To answer my Coulds and Woulds, I struggle and flail and sometimes cannot come up with even a single token. (If I needed further confirmation that my life is out of balance, here it is.) Some seed of Coulds/Woulds informs any resolutions I make at a new year (and this year I made ZERO, thanks to brainburn from work).
Ultimately I come up with only a few of each, and they are hard to hold in my head, to remember as easily as I do the Shoulds, so I am scratching out a few here, and maybe they will become DIDs:
▪ I would get my Masters in something fun and wonderful, like creative writing. And I would do it just for me, not for work and any other ‘productive’ reason.
▪ I would spend some of my days doing yoga, reading books, and making bread by hand. The other days I would spend writing.
▪ I would tend my own backyard farm: an organic garden, with chickens and maybe goats.
▪ I would make all my gifts, especially birthday gifts: soaps, knitting, baked goods. People would get my affection via the gifts I made with my hands.

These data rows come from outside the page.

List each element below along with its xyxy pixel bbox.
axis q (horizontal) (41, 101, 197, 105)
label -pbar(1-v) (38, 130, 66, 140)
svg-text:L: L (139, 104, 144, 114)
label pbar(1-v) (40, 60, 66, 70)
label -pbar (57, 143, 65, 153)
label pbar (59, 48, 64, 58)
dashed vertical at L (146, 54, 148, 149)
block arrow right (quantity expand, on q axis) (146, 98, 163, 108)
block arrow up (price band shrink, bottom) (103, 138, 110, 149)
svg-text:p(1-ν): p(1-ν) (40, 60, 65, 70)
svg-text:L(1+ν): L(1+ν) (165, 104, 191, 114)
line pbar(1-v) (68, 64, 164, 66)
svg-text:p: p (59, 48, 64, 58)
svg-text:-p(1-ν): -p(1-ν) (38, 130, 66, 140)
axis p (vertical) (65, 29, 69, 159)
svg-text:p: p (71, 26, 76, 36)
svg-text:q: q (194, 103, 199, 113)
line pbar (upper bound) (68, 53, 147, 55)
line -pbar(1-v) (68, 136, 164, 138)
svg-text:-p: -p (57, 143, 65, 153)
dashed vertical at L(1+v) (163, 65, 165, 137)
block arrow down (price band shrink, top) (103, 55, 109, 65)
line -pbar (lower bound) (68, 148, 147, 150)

▪ I would go on daily hikes.
▪ I could be a linguist or a professor of language; I love many different languages and have an ear for learning new ones.
▪ I could be a novelist, perhaps even a popular one.
▪ I could be an editor and read books all day for a living.
▪ I could be well-rested.
▪ I could be more patient and less frustrated, if I had more rest and more time.
▪ I could live in a small cabin in the woods.